OpenAI’s message is simple: treat ChatGPT like a collaborator
OpenAI is putting new emphasis on personalization as a practical way to get more relevant results from ChatGPT. In a new Academy guide, the company says the system works best when users treat it less like a search box and more like a collaborator, then give it stable context about role, preferred tone, output format and recurring needs.
The guide centers on two existing personalization tools: custom instructions and memory. Together, they represent OpenAI’s current answer to a common complaint about general-purpose AI assistants: that they can be useful in a single conversation but inconsistent across repeated work unless users restate preferences again and again.

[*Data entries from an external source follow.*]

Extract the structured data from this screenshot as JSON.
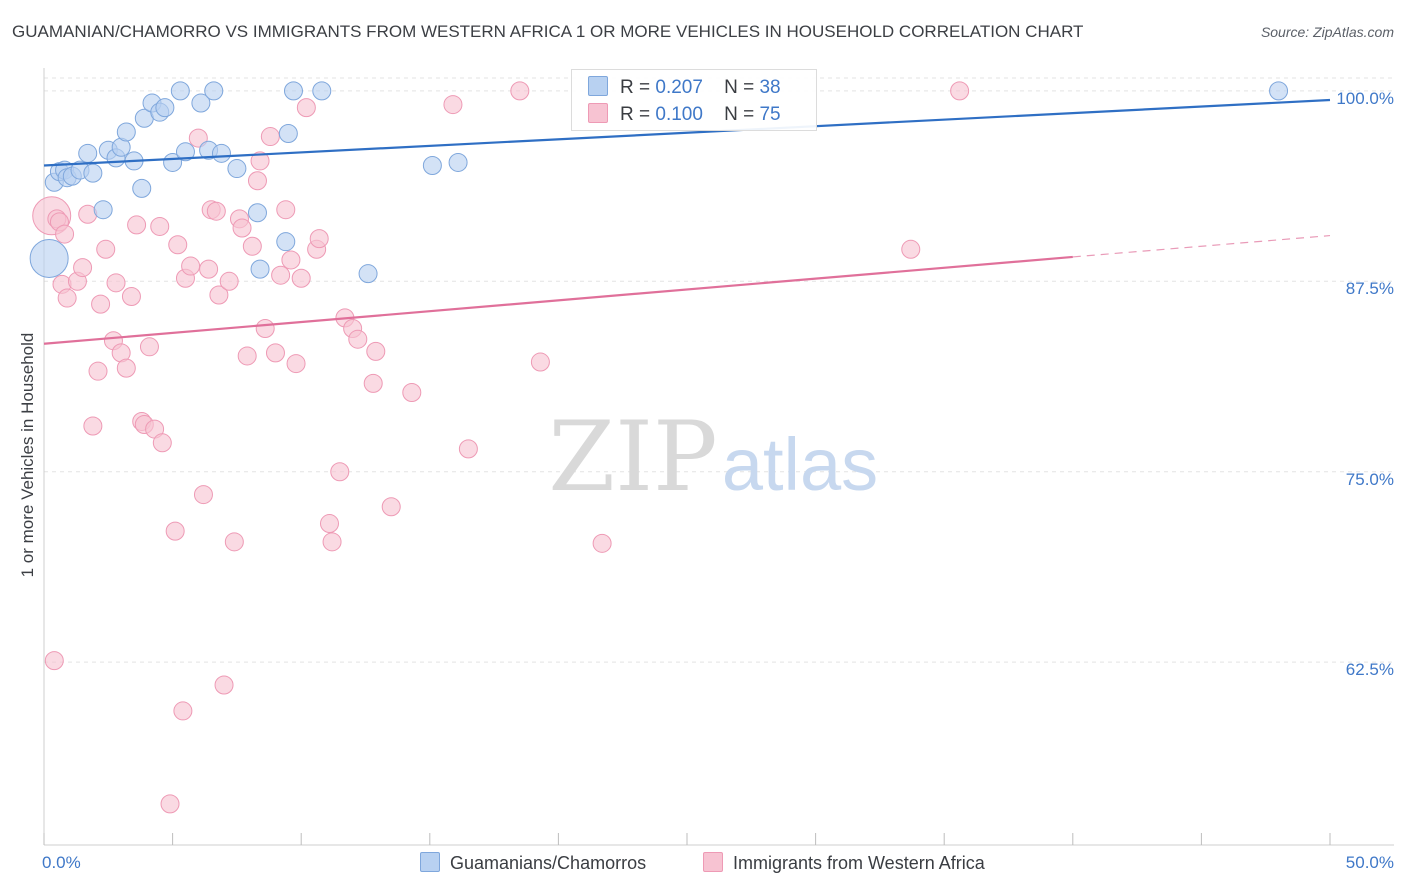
{
  "title": "GUAMANIAN/CHAMORRO VS IMMIGRANTS FROM WESTERN AFRICA 1 OR MORE VEHICLES IN HOUSEHOLD CORRELATION CHART",
  "source": "Source: ZipAtlas.com",
  "watermark": {
    "zip": "ZIP",
    "atlas": "atlas"
  },
  "colors": {
    "blue_fill": "#b8d1f1",
    "blue_stroke": "#7fa7dc",
    "blue_line": "#2f6fc4",
    "pink_fill": "#f7c3d2",
    "pink_stroke": "#ee9ab5",
    "pink_line": "#e0709a",
    "axis_text": "#3f78c8",
    "grid": "#e3e3e3"
  },
  "legend": [
    {
      "r_label": "R =",
      "r_value": "0.207",
      "n_label": "N =",
      "n_value": "38"
    },
    {
      "r_label": "R =",
      "r_value": "0.100",
      "n_label": "N =",
      "n_value": "75"
    }
  ],
  "chart_data": {
    "type": "scatter",
    "xlabel": "",
    "ylabel": "1 or more Vehicles in Household",
    "xlim": [
      0,
      50
    ],
    "ylim": [
      50.5,
      101.5
    ],
    "x_tick_labels": {
      "min": "0.0%",
      "max": "50.0%"
    },
    "y_ticks": [
      {
        "value": 100,
        "label": "100.0%"
      },
      {
        "value": 87.5,
        "label": "87.5%"
      },
      {
        "value": 75,
        "label": "75.0%"
      },
      {
        "value": 62.5,
        "label": "62.5%"
      }
    ],
    "grid": true,
    "series": [
      {
        "name": "Guamanians/Chamorros",
        "color": "blue",
        "trend": {
          "x": [
            0,
            50
          ],
          "y": [
            95.1,
            99.4
          ]
        },
        "points": [
          [
            0.2,
            89.0
          ],
          [
            0.4,
            94.0
          ],
          [
            0.6,
            94.7
          ],
          [
            0.8,
            94.8
          ],
          [
            0.9,
            94.3
          ],
          [
            1.1,
            94.4
          ],
          [
            1.4,
            94.8
          ],
          [
            1.7,
            95.9
          ],
          [
            1.9,
            94.6
          ],
          [
            2.3,
            92.2
          ],
          [
            2.5,
            96.1
          ],
          [
            2.8,
            95.6
          ],
          [
            3.0,
            96.3
          ],
          [
            3.2,
            97.3
          ],
          [
            3.5,
            95.4
          ],
          [
            3.8,
            93.6
          ],
          [
            3.9,
            98.2
          ],
          [
            4.2,
            99.2
          ],
          [
            4.5,
            98.6
          ],
          [
            4.7,
            98.9
          ],
          [
            5.0,
            95.3
          ],
          [
            5.3,
            100.0
          ],
          [
            5.5,
            96.0
          ],
          [
            6.1,
            99.2
          ],
          [
            6.4,
            96.1
          ],
          [
            6.6,
            100.0
          ],
          [
            6.9,
            95.9
          ],
          [
            7.5,
            94.9
          ],
          [
            8.3,
            92.0
          ],
          [
            8.4,
            88.3
          ],
          [
            9.4,
            90.1
          ],
          [
            9.5,
            97.2
          ],
          [
            9.7,
            100.0
          ],
          [
            10.8,
            100.0
          ],
          [
            12.6,
            88.0
          ],
          [
            15.1,
            95.1
          ],
          [
            16.1,
            95.3
          ],
          [
            48.0,
            100.0
          ]
        ]
      },
      {
        "name": "Immigrants from Western Africa",
        "color": "pink",
        "trend": {
          "x": [
            0,
            40
          ],
          "y": [
            83.4,
            89.1
          ]
        },
        "trend_dashed": {
          "x": [
            40,
            50
          ],
          "y": [
            89.1,
            90.5
          ]
        },
        "points": [
          [
            0.3,
            91.8
          ],
          [
            0.5,
            91.6
          ],
          [
            0.6,
            91.4
          ],
          [
            0.7,
            87.3
          ],
          [
            0.8,
            90.6
          ],
          [
            0.9,
            86.4
          ],
          [
            1.3,
            87.5
          ],
          [
            1.5,
            88.4
          ],
          [
            1.7,
            91.9
          ],
          [
            1.9,
            78.0
          ],
          [
            2.1,
            81.6
          ],
          [
            2.2,
            86.0
          ],
          [
            2.4,
            89.6
          ],
          [
            2.7,
            83.6
          ],
          [
            2.8,
            87.4
          ],
          [
            3.0,
            82.8
          ],
          [
            3.2,
            81.8
          ],
          [
            3.4,
            86.5
          ],
          [
            3.6,
            91.2
          ],
          [
            3.8,
            78.3
          ],
          [
            3.9,
            78.1
          ],
          [
            4.1,
            83.2
          ],
          [
            4.3,
            77.8
          ],
          [
            4.5,
            91.1
          ],
          [
            4.6,
            76.9
          ],
          [
            4.9,
            53.2
          ],
          [
            5.1,
            71.1
          ],
          [
            5.2,
            89.9
          ],
          [
            5.4,
            59.3
          ],
          [
            5.5,
            87.7
          ],
          [
            5.7,
            88.5
          ],
          [
            6.0,
            96.9
          ],
          [
            6.2,
            73.5
          ],
          [
            6.4,
            88.3
          ],
          [
            6.5,
            92.2
          ],
          [
            6.7,
            92.1
          ],
          [
            6.8,
            86.6
          ],
          [
            7.0,
            61.0
          ],
          [
            7.2,
            87.5
          ],
          [
            7.4,
            70.4
          ],
          [
            7.6,
            91.6
          ],
          [
            7.7,
            91.0
          ],
          [
            7.9,
            82.6
          ],
          [
            8.1,
            89.8
          ],
          [
            8.3,
            94.1
          ],
          [
            8.4,
            95.4
          ],
          [
            8.6,
            84.4
          ],
          [
            8.8,
            97.0
          ],
          [
            9.0,
            82.8
          ],
          [
            9.2,
            87.9
          ],
          [
            9.4,
            92.2
          ],
          [
            9.6,
            88.9
          ],
          [
            9.8,
            82.1
          ],
          [
            10.0,
            87.7
          ],
          [
            10.2,
            98.9
          ],
          [
            10.6,
            89.6
          ],
          [
            10.7,
            90.3
          ],
          [
            11.1,
            71.6
          ],
          [
            11.2,
            70.4
          ],
          [
            11.5,
            75.0
          ],
          [
            11.7,
            85.1
          ],
          [
            12.0,
            84.4
          ],
          [
            12.2,
            83.7
          ],
          [
            12.8,
            80.8
          ],
          [
            12.9,
            82.9
          ],
          [
            13.5,
            72.7
          ],
          [
            14.3,
            80.2
          ],
          [
            15.9,
            99.1
          ],
          [
            16.5,
            76.5
          ],
          [
            18.5,
            100.0
          ],
          [
            19.3,
            82.2
          ],
          [
            21.7,
            70.3
          ],
          [
            33.7,
            89.6
          ],
          [
            35.6,
            100.0
          ],
          [
            0.4,
            62.6
          ]
        ]
      }
    ]
  }
}
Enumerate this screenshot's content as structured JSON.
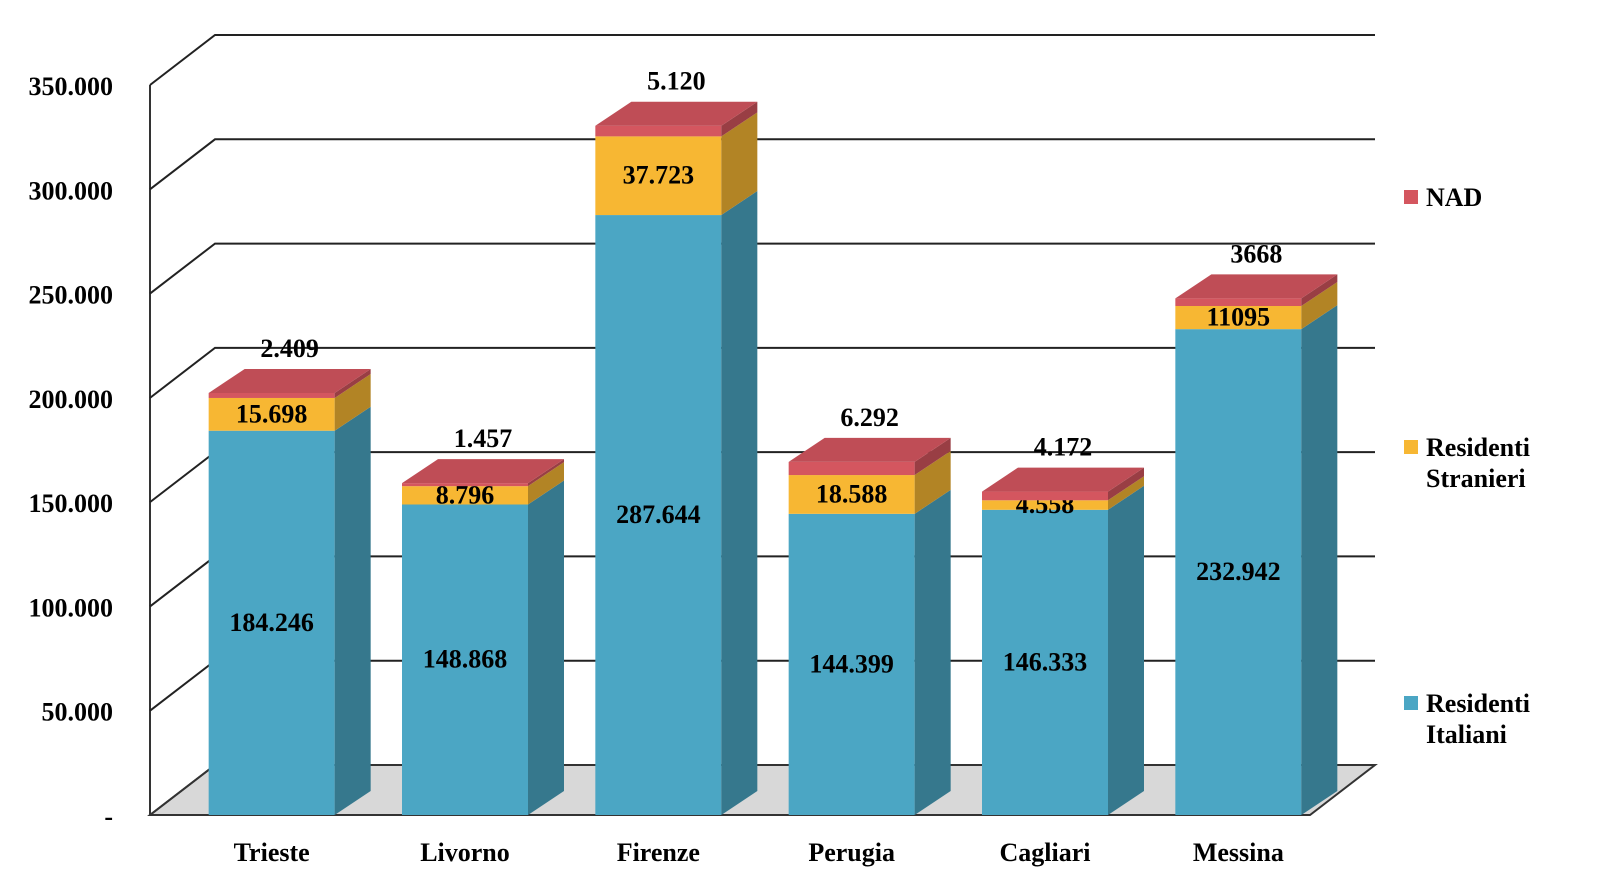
{
  "chart_data": {
    "type": "bar3d_stacked",
    "categories": [
      "Trieste",
      "Livorno",
      "Firenze",
      "Perugia",
      "Cagliari",
      "Messina"
    ],
    "series": [
      {
        "name": "Residenti Italiani",
        "color": "#4ba6c4",
        "values": [
          184246,
          148868,
          287644,
          144399,
          146333,
          232942
        ],
        "value_labels": [
          "184.246",
          "148.868",
          "287.644",
          "144.399",
          "146.333",
          "232.942"
        ]
      },
      {
        "name": "Residenti Stranieri",
        "color": "#f7b733",
        "values": [
          15698,
          8796,
          37723,
          18588,
          4558,
          11095
        ],
        "value_labels": [
          "15.698",
          "8.796",
          "37.723",
          "18.588",
          "4.558",
          "11095"
        ]
      },
      {
        "name": "NAD",
        "color": "#d4565f",
        "values": [
          2409,
          1457,
          5120,
          6292,
          4172,
          3668
        ],
        "value_labels": [
          "2.409",
          "1.457",
          "5.120",
          "6.292",
          "4.172",
          "3668"
        ]
      }
    ],
    "ylim": [
      0,
      350000
    ],
    "yticks": [
      {
        "value": 0,
        "label": "-"
      },
      {
        "value": 50000,
        "label": "50.000"
      },
      {
        "value": 100000,
        "label": "100.000"
      },
      {
        "value": 150000,
        "label": "150.000"
      },
      {
        "value": 200000,
        "label": "200.000"
      },
      {
        "value": 250000,
        "label": "250.000"
      },
      {
        "value": 300000,
        "label": "300.000"
      },
      {
        "value": 350000,
        "label": "350.000"
      }
    ],
    "grid": true,
    "legend": "right"
  }
}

Custom instructions set the default working style
OpenAI describes custom instructions as the place where users define what ChatGPT should know about them and how it should respond in new conversations. The examples it gives are intentionally practical rather than technical. Users might specify their role and responsibilities, ask for a concise or formal tone, request particular output formats such as bullets or copy-ready drafts, or add process guardrails such as asking clarifying questions when requirements are unclear.
The company’s framing is important. It recommends using custom instructions for stable preferences, the kind of context that does not change from one conversation to the next. That could include profession, team function, writing style or default structure. The idea is to shift recurring setup work out of individual prompts and into a standing profile.
For users, that reduces repetition. For OpenAI, it is also a way to make ChatGPT feel less generic and more dependable without requiring a specialized custom model for every use case.